The article talks about the increased air and ozone pollution and its impact on the health of individuals.

Syllabus: Issues relating to health.

Data:

  • As per WHO, air pollution has led to a growing global health crisis, which already causes about 7 million deaths per year.
  • Air pollution is responsible for 26% of deaths from ischemic heart disease, 24% of deaths from strokes, 43% from chronic obstructive pulmonary disease, and 29% from lung cancer.
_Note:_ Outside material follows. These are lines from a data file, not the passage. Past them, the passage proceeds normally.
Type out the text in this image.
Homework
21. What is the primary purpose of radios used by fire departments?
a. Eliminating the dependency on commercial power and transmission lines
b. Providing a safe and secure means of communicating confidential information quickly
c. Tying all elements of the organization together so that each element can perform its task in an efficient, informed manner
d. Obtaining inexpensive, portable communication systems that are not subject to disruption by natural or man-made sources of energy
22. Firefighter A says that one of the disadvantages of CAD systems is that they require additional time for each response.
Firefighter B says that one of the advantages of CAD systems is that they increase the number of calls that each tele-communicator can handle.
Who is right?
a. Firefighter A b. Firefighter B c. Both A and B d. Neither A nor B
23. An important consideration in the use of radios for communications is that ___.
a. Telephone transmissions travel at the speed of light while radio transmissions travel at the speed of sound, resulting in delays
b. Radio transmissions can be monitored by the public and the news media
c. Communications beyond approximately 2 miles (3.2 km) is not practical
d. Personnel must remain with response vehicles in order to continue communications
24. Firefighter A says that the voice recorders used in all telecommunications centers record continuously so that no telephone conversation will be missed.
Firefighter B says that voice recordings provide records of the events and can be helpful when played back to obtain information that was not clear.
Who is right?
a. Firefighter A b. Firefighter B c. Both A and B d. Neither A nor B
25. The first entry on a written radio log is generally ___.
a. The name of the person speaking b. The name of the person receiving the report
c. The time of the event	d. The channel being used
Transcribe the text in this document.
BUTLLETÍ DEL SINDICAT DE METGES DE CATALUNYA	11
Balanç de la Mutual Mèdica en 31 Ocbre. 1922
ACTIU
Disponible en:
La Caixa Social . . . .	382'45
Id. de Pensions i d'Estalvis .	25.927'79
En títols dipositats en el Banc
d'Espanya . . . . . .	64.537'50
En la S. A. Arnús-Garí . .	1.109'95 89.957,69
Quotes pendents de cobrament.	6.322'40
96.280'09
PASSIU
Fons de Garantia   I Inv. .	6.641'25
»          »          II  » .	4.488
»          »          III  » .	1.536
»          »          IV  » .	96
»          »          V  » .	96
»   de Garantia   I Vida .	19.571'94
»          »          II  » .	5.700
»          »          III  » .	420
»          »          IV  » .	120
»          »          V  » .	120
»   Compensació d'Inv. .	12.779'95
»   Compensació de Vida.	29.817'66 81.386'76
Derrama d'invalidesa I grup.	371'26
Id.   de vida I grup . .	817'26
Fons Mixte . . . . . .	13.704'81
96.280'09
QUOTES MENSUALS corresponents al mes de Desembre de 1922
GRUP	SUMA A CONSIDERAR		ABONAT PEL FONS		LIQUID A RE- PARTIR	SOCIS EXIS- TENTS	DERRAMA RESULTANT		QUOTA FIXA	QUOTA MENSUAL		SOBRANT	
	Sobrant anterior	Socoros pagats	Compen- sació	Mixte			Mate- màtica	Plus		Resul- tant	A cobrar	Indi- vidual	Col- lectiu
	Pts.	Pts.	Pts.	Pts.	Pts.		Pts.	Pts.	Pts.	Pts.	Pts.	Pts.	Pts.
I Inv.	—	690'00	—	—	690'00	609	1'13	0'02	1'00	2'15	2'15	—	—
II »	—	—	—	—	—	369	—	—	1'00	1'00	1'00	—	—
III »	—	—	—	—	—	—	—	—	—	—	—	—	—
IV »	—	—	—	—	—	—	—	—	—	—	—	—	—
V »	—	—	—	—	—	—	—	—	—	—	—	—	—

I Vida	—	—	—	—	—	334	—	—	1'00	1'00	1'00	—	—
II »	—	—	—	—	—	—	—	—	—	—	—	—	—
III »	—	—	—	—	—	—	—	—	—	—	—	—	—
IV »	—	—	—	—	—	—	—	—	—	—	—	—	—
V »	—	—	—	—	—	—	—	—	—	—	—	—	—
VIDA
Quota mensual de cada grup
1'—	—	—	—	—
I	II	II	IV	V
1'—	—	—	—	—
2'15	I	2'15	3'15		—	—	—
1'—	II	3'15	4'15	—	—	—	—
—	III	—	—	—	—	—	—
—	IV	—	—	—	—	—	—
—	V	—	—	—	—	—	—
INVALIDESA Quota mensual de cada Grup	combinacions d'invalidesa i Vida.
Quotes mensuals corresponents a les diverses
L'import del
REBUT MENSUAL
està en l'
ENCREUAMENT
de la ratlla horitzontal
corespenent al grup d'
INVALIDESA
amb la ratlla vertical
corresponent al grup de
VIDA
Household air pollution causes about 3.8 million premature deaths each year.
  • 600,000 children below the age of 15 died from respiratory tract infections in 2016.

Causes of air pollution?

  • Ozone pollution is produced by exhaust power plants and motor vehicles exhaust.
  • Indoor burning of fossil fuels, woods, and other biomass to cook, heat, and light homes
  • Industry, including power generation such as coal-fired plants and diesel generators
  • Transport, especially vehicles with diesel engines
  • Agriculture, including livestock, produces methane and ammonia.
  • Open waste burning and organic waste in landfills
  • Burning fossil fuels for power, transport and industry is a major contributor to air pollution.
  • Some of the same pollutants contribute to both climate change and local air pollution, including black carbon or soot and methane.

Impact of air pollution

  • Depletion of ozone: Chlorofluorocarbons attacked and destroyed the ozone layer, producing holes that would allow dangerous ultraviolet light to stream through.
  • Greenhouse gases cause global warming by trapping heat from the Sun in the Earth’s atmosphere.
  • Air pollution converts the rain into a weak acid. Pollutants like NOx, SOx when mixed with rainfall.
  • Mortality: The World Health Organization estimated in 2014 that every year air pollution causes the premature death of some 7 million people worldwide.
  • Cardiovascular disease: Air pollution is also emerging as a risk factor for stroke, particularly in developing countries where pollutant levels are highest.

Measures:

  • WHO’s 4 Pillar Strategy: WHO adopted a resolution (2015) to address the adverse health effects of air pollution. There is a need to adhere to a roadmap highlighted under this. Those four pillars are:
    • Expanding the knowledge base
    • Monitoring and reporting
    • Global leadership and coordination
    • Institutional capacity strengthening
  • Addressing Injustice: The need to enforce the Polluter Pay principle and an environment tax must be levied from industries of polluting in nature.
  • Innovative Measure: There is a need to adopt innovative solutions for the in-situ treatment of pollution. Ex: Pusa decomposer.

All countries should come forward and collaborate with each other by sharing best practices in order to reduce premature deaths and also to achieve SDG 3.9 i.e reducing pollution.